The hepatoprotective effects of 𝘔𝘰𝘳𝘪𝘯𝘨𝘢 𝘰𝘭𝘦𝘪𝘧𝘦𝘳𝘢 against antiretroviral-induced cytotoxicity in HepG₂ cells

Abstract

𝗜𝗻𝘁𝗿𝗼𝗱𝘂𝗰𝘁𝗶𝗼𝗻: The untreated human immunodeficiency virus (HIV), a lentivirus species that attacks immune cells, causes acquired immunodeficiency syndrome (AIDS). HIV/AIDS is managed by Antiretroviral therapy (ART). The ART regimen contains nucleoside reverse transcriptase inhibitors (NRTIs) associated with oxidative stress. Medicinal plants are often combined with ART to diminish the side effects of ART use. The 𝘔𝘰𝘳𝘪𝘯𝘨𝘢 𝘰𝘭𝘦𝘪𝘧𝘦𝘳𝘢 (MO) tree extracts have been shown to contain bioactive compounds with antioxidant effects.

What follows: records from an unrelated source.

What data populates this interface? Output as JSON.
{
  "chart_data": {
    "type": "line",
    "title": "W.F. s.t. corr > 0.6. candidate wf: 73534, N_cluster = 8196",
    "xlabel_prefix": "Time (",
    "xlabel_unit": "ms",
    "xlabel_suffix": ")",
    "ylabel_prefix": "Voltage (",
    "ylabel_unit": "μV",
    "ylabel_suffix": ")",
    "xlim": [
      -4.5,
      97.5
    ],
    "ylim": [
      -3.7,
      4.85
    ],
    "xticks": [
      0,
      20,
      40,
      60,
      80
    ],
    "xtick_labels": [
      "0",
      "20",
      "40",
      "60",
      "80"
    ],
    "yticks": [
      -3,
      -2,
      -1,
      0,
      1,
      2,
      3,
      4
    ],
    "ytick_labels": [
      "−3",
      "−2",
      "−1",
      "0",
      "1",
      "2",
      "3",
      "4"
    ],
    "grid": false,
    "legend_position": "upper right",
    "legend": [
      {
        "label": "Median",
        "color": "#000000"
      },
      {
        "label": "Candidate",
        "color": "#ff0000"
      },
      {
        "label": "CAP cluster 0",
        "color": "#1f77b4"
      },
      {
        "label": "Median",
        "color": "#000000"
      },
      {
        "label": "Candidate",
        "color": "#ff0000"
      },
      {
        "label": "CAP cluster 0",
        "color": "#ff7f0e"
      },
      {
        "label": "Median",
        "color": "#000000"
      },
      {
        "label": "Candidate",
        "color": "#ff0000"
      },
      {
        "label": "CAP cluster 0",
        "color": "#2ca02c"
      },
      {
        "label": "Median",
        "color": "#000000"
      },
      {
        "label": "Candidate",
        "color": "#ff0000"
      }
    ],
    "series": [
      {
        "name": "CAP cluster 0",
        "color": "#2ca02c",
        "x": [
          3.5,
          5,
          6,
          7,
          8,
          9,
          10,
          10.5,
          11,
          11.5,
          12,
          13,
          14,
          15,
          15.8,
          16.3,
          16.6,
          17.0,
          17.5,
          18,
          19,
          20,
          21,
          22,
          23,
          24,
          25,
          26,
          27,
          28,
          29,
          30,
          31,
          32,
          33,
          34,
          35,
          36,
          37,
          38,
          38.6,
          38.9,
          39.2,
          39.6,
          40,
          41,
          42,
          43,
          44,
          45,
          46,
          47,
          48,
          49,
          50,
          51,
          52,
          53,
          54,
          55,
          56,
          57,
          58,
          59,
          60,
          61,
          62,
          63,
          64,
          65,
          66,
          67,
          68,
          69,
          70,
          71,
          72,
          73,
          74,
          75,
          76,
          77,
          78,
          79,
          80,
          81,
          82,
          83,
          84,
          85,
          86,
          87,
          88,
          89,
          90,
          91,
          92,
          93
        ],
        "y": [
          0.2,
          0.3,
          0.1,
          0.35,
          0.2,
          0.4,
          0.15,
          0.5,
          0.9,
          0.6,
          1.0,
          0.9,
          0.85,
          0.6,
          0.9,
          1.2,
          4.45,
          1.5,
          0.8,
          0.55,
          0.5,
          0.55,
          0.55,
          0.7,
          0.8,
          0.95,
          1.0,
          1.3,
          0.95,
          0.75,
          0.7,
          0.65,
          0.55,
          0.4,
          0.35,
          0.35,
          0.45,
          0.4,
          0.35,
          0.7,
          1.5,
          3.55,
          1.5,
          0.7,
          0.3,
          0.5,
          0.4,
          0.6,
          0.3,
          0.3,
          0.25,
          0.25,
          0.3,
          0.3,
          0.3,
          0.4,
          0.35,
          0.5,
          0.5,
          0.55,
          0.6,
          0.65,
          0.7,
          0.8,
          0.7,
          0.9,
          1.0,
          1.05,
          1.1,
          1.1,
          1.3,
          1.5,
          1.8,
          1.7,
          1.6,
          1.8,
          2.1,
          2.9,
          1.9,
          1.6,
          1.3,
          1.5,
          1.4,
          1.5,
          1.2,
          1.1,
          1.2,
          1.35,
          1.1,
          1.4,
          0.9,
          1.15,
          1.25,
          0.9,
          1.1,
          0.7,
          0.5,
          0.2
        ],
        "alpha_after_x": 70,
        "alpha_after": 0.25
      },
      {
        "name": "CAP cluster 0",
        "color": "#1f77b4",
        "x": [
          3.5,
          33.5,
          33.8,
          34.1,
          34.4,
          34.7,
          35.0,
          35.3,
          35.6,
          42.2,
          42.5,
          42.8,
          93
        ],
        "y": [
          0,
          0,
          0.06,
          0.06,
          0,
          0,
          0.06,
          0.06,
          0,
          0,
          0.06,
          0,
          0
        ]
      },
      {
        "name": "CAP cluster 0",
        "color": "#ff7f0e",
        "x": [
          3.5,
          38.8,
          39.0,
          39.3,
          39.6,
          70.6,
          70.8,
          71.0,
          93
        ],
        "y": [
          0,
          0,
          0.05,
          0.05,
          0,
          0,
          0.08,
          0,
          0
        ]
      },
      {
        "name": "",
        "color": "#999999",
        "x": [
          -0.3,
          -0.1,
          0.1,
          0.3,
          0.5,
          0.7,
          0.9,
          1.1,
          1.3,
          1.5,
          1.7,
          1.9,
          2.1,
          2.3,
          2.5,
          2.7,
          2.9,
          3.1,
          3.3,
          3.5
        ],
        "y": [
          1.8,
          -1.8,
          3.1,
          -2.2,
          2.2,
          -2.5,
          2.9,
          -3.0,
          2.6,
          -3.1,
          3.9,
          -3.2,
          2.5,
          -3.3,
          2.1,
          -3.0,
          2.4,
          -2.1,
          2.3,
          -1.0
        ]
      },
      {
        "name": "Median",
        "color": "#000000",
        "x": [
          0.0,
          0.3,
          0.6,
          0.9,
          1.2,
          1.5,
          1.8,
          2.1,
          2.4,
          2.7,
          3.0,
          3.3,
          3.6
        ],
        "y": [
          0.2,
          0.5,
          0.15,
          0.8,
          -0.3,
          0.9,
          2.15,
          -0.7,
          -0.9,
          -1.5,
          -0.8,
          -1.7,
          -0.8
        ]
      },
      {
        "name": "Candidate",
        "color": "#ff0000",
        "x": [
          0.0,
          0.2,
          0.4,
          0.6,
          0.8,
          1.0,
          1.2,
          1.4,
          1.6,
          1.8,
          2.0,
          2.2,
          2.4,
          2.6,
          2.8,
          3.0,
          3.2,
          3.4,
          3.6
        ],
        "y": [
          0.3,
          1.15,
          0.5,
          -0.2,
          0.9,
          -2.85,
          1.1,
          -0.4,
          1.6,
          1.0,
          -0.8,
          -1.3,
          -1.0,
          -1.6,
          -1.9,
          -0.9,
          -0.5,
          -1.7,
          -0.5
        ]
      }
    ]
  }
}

𝗔𝗶𝗺: This 𝘪𝘯 𝘷𝘪𝘵𝘳𝘰 study evaluated the cytotoxicity of an NRTI (tenofovir) and its potential amelioration by MO leaf extract.

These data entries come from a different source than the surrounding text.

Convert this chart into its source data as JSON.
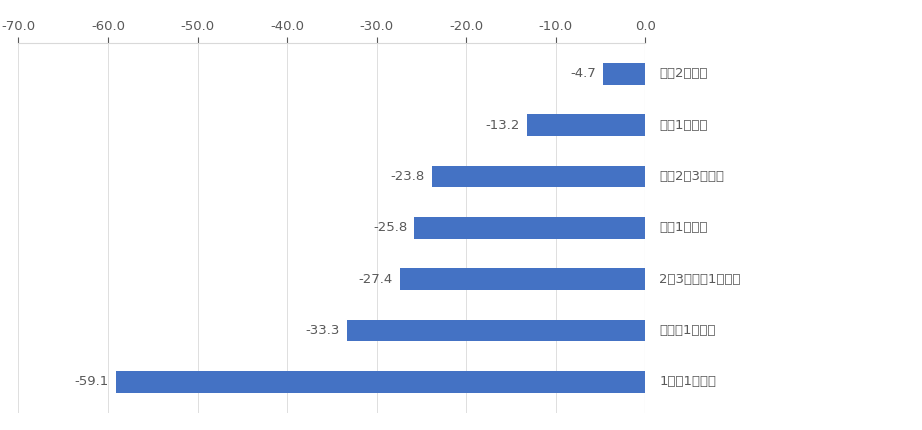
{
  "categories": [
    "週に2回以上",
    "週に1回程度",
    "月に2～3回程度",
    "月に1回程度",
    "2～3か月に1回程度",
    "半年に1回程度",
    "1年に1回程度"
  ],
  "values": [
    -4.7,
    -13.2,
    -23.8,
    -25.8,
    -27.4,
    -33.3,
    -59.1
  ],
  "bar_color": "#4472C4",
  "background_color": "#FFFFFF",
  "xlim": [
    -70.0,
    0.0
  ],
  "xticks": [
    -70.0,
    -60.0,
    -50.0,
    -40.0,
    -30.0,
    -20.0,
    -10.0,
    0.0
  ],
  "label_fontsize": 9.5,
  "tick_fontsize": 9.5,
  "value_fontsize": 9.5,
  "bar_height": 0.42,
  "label_color": "#595959",
  "value_color": "#595959",
  "tick_color": "#595959",
  "grid_color": "#D9D9D9",
  "spine_color": "#D9D9D9"
}
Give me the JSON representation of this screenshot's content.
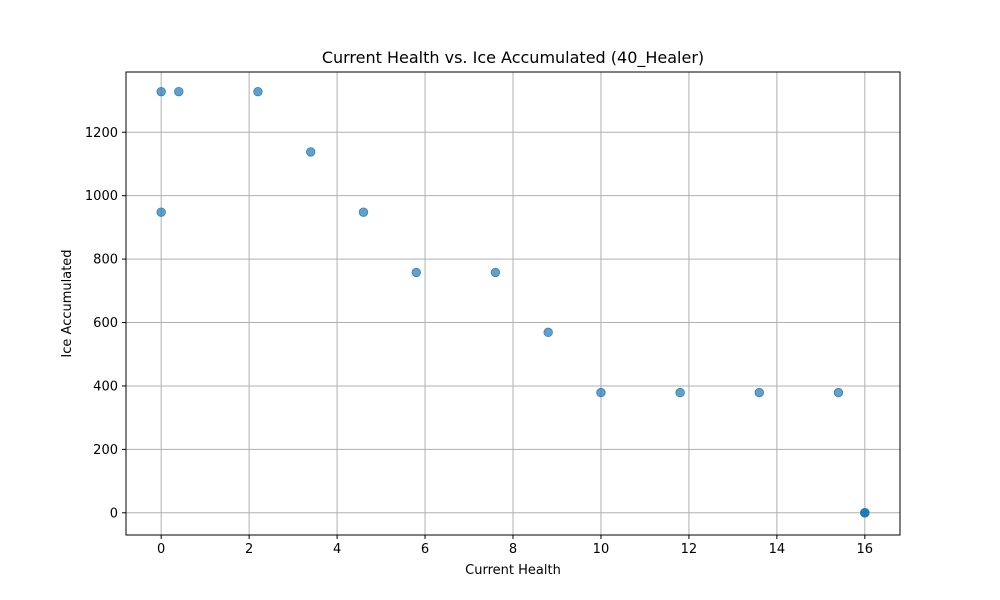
{
  "chart_data": {
    "type": "scatter",
    "title": "Current Health vs. Ice Accumulated (40_Healer)",
    "xlabel": "Current Health",
    "ylabel": "Ice Accumulated",
    "xlim": [
      -0.8,
      16.8
    ],
    "ylim": [
      -70,
      1390
    ],
    "xticks": [
      0,
      2,
      4,
      6,
      8,
      10,
      12,
      14,
      16
    ],
    "yticks": [
      0,
      200,
      400,
      600,
      800,
      1000,
      1200
    ],
    "grid": true,
    "point_color": "#1f77b4",
    "point_opacity": 0.7,
    "points": [
      {
        "x": 0.0,
        "y": 1328
      },
      {
        "x": 0.4,
        "y": 1328
      },
      {
        "x": 2.2,
        "y": 1328
      },
      {
        "x": 3.4,
        "y": 1138
      },
      {
        "x": 0.0,
        "y": 948
      },
      {
        "x": 4.6,
        "y": 948
      },
      {
        "x": 5.8,
        "y": 758
      },
      {
        "x": 7.6,
        "y": 758
      },
      {
        "x": 8.8,
        "y": 569
      },
      {
        "x": 10.0,
        "y": 379
      },
      {
        "x": 11.8,
        "y": 379
      },
      {
        "x": 13.6,
        "y": 379
      },
      {
        "x": 15.4,
        "y": 379
      },
      {
        "x": 16.0,
        "y": 0
      },
      {
        "x": 16.0,
        "y": 0
      },
      {
        "x": 16.0,
        "y": 0
      }
    ]
  }
}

𝗠𝗲𝘁𝗵𝗼𝗱𝘀: HepG₂ cells were exposed to tenofovir, MO, and combination (tenofovir and MO) treatment groups for 24 and 120 hours. MO aqueous leaf extract was prepared, and cytotoxicity was assessed. Markers for oxidative stress and antioxidant response were assessed using spectrophotometry, luminometry, ELISA, qPCR, and western blotting experimental techniques.

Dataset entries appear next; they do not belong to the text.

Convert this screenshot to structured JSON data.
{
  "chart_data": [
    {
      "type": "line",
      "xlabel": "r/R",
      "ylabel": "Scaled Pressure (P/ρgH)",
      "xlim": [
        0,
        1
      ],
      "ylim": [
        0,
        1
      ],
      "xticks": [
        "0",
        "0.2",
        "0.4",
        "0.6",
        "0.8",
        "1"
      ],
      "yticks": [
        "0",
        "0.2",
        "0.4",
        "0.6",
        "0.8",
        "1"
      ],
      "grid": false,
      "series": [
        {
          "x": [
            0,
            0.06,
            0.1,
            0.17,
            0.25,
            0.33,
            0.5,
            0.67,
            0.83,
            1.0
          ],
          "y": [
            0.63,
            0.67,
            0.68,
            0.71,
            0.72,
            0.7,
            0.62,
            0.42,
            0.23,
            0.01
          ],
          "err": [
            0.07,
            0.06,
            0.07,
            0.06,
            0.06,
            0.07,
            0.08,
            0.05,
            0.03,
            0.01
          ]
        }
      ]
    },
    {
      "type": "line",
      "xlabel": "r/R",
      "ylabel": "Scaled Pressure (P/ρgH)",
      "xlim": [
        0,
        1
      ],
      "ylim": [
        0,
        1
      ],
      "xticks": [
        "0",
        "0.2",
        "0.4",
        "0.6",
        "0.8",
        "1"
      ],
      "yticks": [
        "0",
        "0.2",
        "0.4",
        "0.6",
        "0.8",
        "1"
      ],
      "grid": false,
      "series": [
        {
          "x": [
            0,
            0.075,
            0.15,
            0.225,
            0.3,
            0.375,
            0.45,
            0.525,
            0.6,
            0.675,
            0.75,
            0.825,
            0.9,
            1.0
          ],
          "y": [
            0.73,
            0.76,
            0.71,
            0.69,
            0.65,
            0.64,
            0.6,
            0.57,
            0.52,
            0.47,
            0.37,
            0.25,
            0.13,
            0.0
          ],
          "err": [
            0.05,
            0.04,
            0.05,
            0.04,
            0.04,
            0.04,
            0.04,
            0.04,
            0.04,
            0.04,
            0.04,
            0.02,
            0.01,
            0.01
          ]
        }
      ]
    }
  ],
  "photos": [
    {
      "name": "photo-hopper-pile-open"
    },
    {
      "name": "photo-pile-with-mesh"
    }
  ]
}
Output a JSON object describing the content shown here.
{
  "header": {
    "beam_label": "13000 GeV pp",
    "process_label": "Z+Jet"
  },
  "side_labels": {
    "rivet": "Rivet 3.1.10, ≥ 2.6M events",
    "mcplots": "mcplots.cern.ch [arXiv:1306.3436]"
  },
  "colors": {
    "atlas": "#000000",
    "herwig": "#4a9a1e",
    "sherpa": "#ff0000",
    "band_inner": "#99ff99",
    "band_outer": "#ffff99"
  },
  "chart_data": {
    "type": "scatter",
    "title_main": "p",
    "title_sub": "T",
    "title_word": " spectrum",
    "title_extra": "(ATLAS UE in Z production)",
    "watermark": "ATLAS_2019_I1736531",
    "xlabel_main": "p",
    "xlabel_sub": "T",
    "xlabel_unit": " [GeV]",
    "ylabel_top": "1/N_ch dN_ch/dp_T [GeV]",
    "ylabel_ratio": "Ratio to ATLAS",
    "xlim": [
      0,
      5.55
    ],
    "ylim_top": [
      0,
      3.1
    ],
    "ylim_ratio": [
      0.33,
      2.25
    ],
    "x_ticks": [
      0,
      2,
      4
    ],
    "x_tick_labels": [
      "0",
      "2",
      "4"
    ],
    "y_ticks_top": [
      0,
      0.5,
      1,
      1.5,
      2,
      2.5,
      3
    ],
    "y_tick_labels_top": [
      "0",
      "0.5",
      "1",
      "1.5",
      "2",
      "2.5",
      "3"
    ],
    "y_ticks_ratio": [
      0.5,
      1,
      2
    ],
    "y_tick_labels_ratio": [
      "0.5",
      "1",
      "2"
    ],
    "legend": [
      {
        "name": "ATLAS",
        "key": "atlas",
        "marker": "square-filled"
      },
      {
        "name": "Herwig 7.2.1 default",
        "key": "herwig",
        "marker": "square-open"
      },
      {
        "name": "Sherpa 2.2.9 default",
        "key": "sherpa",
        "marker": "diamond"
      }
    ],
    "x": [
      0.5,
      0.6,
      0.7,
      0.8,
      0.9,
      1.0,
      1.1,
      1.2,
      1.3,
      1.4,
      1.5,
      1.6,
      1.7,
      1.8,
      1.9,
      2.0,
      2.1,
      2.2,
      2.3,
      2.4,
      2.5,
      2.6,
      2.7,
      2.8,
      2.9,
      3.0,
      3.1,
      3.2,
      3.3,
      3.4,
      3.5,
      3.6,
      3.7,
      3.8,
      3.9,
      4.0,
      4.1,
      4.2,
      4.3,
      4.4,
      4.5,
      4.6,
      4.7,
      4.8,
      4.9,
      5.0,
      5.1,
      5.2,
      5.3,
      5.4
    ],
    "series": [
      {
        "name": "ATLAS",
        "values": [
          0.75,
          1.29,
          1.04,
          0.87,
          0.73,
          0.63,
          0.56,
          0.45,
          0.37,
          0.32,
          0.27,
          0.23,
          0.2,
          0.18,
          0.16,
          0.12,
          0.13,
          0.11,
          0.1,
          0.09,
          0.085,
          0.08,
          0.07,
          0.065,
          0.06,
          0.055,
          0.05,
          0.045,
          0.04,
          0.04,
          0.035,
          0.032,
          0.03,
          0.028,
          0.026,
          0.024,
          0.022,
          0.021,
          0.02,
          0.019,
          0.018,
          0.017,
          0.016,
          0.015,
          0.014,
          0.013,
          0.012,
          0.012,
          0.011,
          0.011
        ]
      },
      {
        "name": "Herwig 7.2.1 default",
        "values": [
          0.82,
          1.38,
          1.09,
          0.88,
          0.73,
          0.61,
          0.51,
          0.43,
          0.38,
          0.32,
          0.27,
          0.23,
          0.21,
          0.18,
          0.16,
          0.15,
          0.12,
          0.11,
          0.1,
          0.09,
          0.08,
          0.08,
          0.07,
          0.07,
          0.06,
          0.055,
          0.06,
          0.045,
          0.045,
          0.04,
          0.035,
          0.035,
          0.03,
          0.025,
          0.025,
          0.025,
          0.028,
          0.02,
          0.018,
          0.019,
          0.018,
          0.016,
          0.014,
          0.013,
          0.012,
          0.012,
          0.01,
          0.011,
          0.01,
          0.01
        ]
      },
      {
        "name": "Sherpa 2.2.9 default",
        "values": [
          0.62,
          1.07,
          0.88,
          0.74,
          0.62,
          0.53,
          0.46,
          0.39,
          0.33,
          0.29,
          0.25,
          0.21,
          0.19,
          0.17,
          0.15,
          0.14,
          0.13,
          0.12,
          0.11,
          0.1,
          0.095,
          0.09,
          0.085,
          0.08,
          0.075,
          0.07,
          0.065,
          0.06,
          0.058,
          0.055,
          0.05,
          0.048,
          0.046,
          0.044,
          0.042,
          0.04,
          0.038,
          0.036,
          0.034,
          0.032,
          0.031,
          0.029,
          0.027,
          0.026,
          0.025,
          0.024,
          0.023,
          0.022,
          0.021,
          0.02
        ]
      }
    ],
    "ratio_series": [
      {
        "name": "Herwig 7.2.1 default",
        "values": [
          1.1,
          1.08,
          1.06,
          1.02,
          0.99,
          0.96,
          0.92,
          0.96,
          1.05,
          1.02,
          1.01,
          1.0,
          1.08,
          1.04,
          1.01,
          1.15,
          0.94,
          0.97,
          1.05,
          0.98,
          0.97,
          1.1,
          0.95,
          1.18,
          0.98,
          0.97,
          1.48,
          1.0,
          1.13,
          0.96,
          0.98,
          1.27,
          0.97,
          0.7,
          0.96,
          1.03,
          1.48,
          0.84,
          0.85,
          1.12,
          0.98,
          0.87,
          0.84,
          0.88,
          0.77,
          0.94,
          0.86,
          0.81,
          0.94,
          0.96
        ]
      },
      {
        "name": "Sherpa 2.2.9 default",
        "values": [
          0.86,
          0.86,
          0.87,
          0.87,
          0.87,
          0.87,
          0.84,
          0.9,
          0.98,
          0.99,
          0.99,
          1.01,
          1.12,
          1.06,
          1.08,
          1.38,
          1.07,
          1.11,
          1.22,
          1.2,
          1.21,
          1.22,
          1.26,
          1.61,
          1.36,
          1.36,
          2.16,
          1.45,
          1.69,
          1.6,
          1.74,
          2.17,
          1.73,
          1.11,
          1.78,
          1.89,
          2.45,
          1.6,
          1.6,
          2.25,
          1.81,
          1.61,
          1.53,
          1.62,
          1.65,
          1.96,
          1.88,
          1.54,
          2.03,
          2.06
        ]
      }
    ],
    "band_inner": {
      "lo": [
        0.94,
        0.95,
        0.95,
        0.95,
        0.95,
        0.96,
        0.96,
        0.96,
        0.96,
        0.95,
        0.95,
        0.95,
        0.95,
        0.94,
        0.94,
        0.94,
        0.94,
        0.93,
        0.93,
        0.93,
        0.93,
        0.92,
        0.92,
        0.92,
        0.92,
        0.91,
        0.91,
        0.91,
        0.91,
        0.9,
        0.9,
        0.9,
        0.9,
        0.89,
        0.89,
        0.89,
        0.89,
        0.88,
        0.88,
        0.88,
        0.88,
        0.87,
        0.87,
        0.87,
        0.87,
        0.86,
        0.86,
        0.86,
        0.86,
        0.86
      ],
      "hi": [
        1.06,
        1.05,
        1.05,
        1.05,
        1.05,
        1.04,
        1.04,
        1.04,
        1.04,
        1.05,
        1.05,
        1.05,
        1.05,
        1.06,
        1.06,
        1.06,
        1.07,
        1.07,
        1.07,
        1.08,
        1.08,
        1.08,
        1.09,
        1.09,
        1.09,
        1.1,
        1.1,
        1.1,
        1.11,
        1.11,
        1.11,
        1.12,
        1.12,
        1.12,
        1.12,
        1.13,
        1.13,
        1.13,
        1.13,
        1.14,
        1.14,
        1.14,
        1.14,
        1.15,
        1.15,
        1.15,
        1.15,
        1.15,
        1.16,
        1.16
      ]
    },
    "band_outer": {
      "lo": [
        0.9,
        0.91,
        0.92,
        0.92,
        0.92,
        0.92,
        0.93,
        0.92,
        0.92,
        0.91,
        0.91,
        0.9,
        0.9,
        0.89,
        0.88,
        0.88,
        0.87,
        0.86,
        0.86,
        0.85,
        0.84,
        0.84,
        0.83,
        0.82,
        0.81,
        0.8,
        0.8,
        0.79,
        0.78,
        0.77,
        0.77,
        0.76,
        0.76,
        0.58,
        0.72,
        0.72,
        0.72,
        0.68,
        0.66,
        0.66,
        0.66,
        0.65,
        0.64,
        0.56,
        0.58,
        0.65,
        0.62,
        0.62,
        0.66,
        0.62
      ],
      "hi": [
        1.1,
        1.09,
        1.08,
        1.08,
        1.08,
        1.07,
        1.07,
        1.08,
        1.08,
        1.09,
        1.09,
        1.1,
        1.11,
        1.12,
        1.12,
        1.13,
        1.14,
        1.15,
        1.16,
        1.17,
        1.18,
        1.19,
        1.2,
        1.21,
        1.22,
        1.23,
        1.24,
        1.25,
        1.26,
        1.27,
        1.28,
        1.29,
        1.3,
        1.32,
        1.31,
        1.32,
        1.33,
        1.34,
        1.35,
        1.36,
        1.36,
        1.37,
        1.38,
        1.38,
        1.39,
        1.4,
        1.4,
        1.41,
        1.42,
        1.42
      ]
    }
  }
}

𝗥𝗲𝘀𝘂𝗹𝘁𝘀: At 24 hours, tenofovir decreased MDA 𝘕𝘙𝘍2, 𝘚𝘖𝘋2, 𝘊𝘈𝘛 mRNA, and NRF2, SOD2, and CAT protein expression. It then increased GSH, 𝘎𝘊𝘓𝘊 mRNA and p-NRF2 protein expression. MO decreased GSH levels, NRF2, 𝘎𝘊𝘓𝘊, and 𝘚𝘖𝘋2 mRNA expression and increased 𝘊𝘈𝘛 mRNA, as well as NRF2, p-NRF2, SOD2, and CAT protein expression. At 120 hours, tenofovir increased MDA, NRF2 mRNA, NRF2, p-NRF2, and SOD2 protein expression. It then decreased GSH levels, 𝘎𝘊𝘓𝘊, 𝘚𝘖𝘋2, 𝘊𝘈𝘛 mRNA and CAT protein expression. MO decreased MDA and GSH levels, NRF2 and CAT protein expression. It then increased 𝘕𝘙𝘍2, 𝘎𝘊𝘓𝘊, 𝘚𝘖𝘋2, 𝘊𝘈𝘛 mRNA, p-NRF2, and SOD2 protein expression. The combination treatment group downregulated MDA and upregulated the expression of NRF2, 𝘎𝘊𝘓𝘊, 𝘚𝘖𝘋2, 𝘊𝘈𝘛 mRNA and NRF2, p-NRF2, SOD2, and CAT proteins.

𝗖𝗼𝗻𝗰𝗹𝘂𝘀𝗶𝗼𝗻: Adding MO to tenofovir downregulates reactive oxygen species by upregulating the NRF2-antioxidant pathway to reduce oxidative stress. Therefore, MO has the potential to ameliorate toxicity induced by tenofovir.